CAMPAIGNERS have welcomed new guidelines which target honour crimes and abuses carried out online, but said more work needs to be done to protect Asian women and girls from the threats posed on the internet. The Crown Prosecution Service (CPS) and the National Police Chiefs’ Council (NPCC) released a joint statement last Wednesday (14), warning that women were now experiencing honour-based abuse online.

The protocol said: “There is an increasing amount of online activity by perpetrators to monitor, publicly humiliate and threaten victims. With ever advancing technology, perpetrators are finding more and more ways to coerce and control their victims.

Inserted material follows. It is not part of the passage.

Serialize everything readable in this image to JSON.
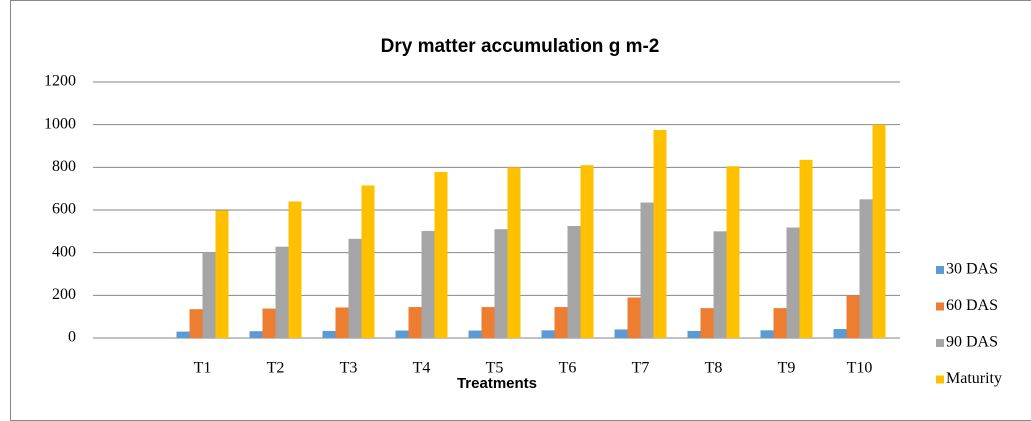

“Young and vulnerable individuals are particularly at risk. They are easily targeted through social media, as they build up their trust and make them believe that they are experiencing a true friendship or romantic relationship.”

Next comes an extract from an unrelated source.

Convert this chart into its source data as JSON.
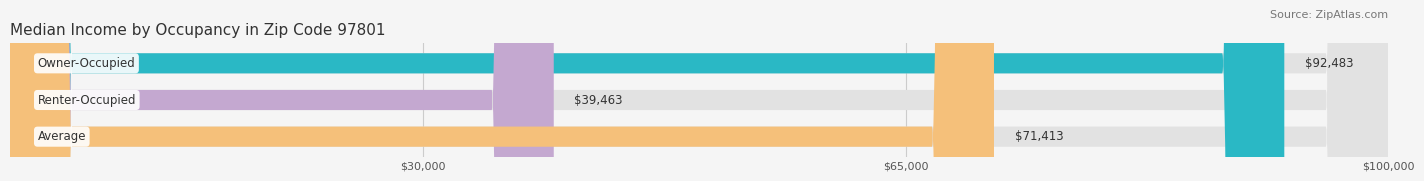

Campaigners told Eastern Eye that while they welcome the move, they have been receiving calls from women being subjected to abuse online for a number of years.

Jasvinder Sanghera, CBE and the founder of Karma Nirvana, a charity that supports victims of forced marriage and honour-based abuse, said: “It’s good to see the CPS is going in the right direction, but we need to start training prosecutors and the police on how they need to handle this topic in the context of ‘honour’.

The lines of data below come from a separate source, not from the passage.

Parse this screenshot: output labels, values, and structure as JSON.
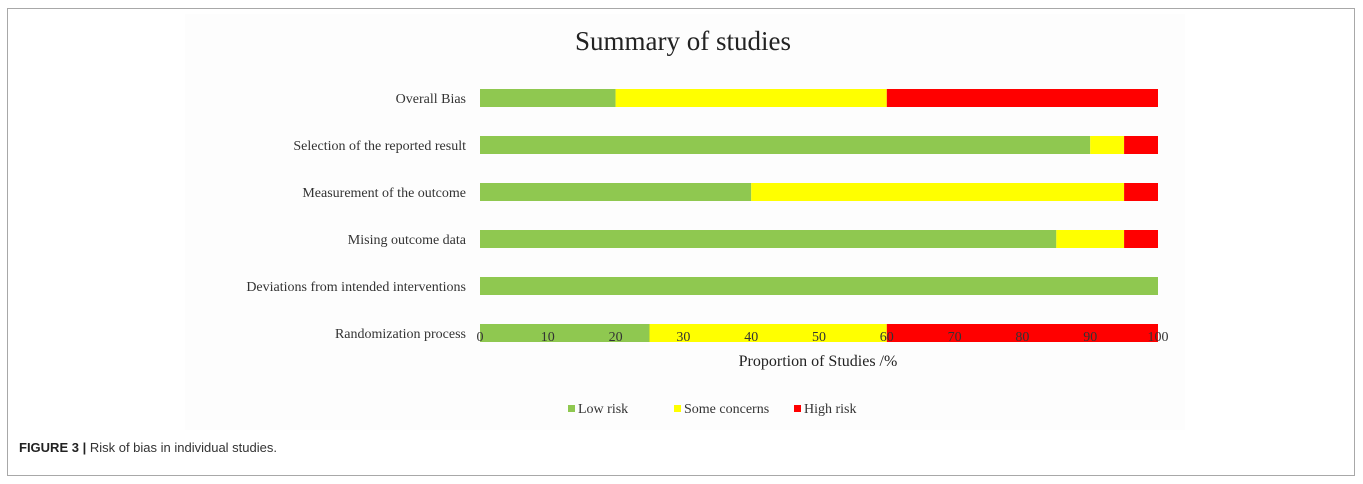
{
  "caption": {
    "figure_label": "FIGURE 3 |",
    "text": "Risk of bias in individual studies."
  },
  "chart_data": {
    "type": "bar",
    "orientation": "horizontal",
    "stacked": true,
    "title": "Summary of studies",
    "xlabel": "Proportion of Studies /%",
    "ylabel": "",
    "xlim": [
      0,
      100
    ],
    "xticks": [
      0,
      10,
      20,
      30,
      40,
      50,
      60,
      70,
      80,
      90,
      100
    ],
    "grid": false,
    "legend_position": "bottom",
    "categories": [
      "Overall Bias",
      "Selection of the reported result",
      "Measurement of the outcome",
      "Mising outcome data",
      "Deviations from intended interventions",
      "Randomization process"
    ],
    "series": [
      {
        "name": "Low risk",
        "color": "#8fc850",
        "values": [
          20,
          90,
          40,
          85,
          100,
          25
        ]
      },
      {
        "name": "Some concerns",
        "color": "#ffff00",
        "values": [
          40,
          5,
          55,
          10,
          0,
          35
        ]
      },
      {
        "name": "High risk",
        "color": "#ff0000",
        "values": [
          40,
          5,
          5,
          5,
          0,
          40
        ]
      }
    ]
  }
}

“And they must start speaking with survivors as they are the only ones who can tell you what this feels like.”

There are many ways in which women are now being targeted. Social media sites, including Facebook and Twitter, give girls and women more visibility to the outside world, and if someone considers their behaviour “dishonourable”, they can tell their parents.

Or if their boyfriends have pictures of them on their mobile phones, especially ones showing intimacy, they can be used to blackmail them if the couple broke up. Installing spyware on computers, tracking mobile phones, and stealing passwords to monitor email communication are other ways to subject women to abuse.

Pragna Patel, director of Southall Black Sisters, said: “Nowadays, more and more of our relationships and social interactions are being conducted online.

“It’s a new space that’s opened up but it’s conductive to honour-based violence. The CPS and police should be working on this issue.”

In one case, the perpetrator harassed the victim for six months by bombarding her with text messages and stealing her mobile phone. He also threatened to post photographs and video recordings of the complainant and her family showering on the internet.

The defendant is also alleged to have sabotaged the victim’s arranged marriage by falsely posing as her fiance on Facebook and also stating that he was gay. The defendant pleaded guilty to other offences, including four counts of rape, one count of bigamy and one count of voyeurism, and was jailed for 16 years.

Campaigners are calling for more progress in securing convictions. Between 2015 and 2016, referrals of honour-based violence fell year-on-year, from 251 to 216, and 91 defendants were convicted.

The protocol forms part of a wider campaign launched by the CPS in October to deal with the threats posed online. The action plan includes a joint NPCC and CPS investigation and prosecution protocol, the granting of anonymity for victims of forced marriage, and more training for CPS staff to increase awareness.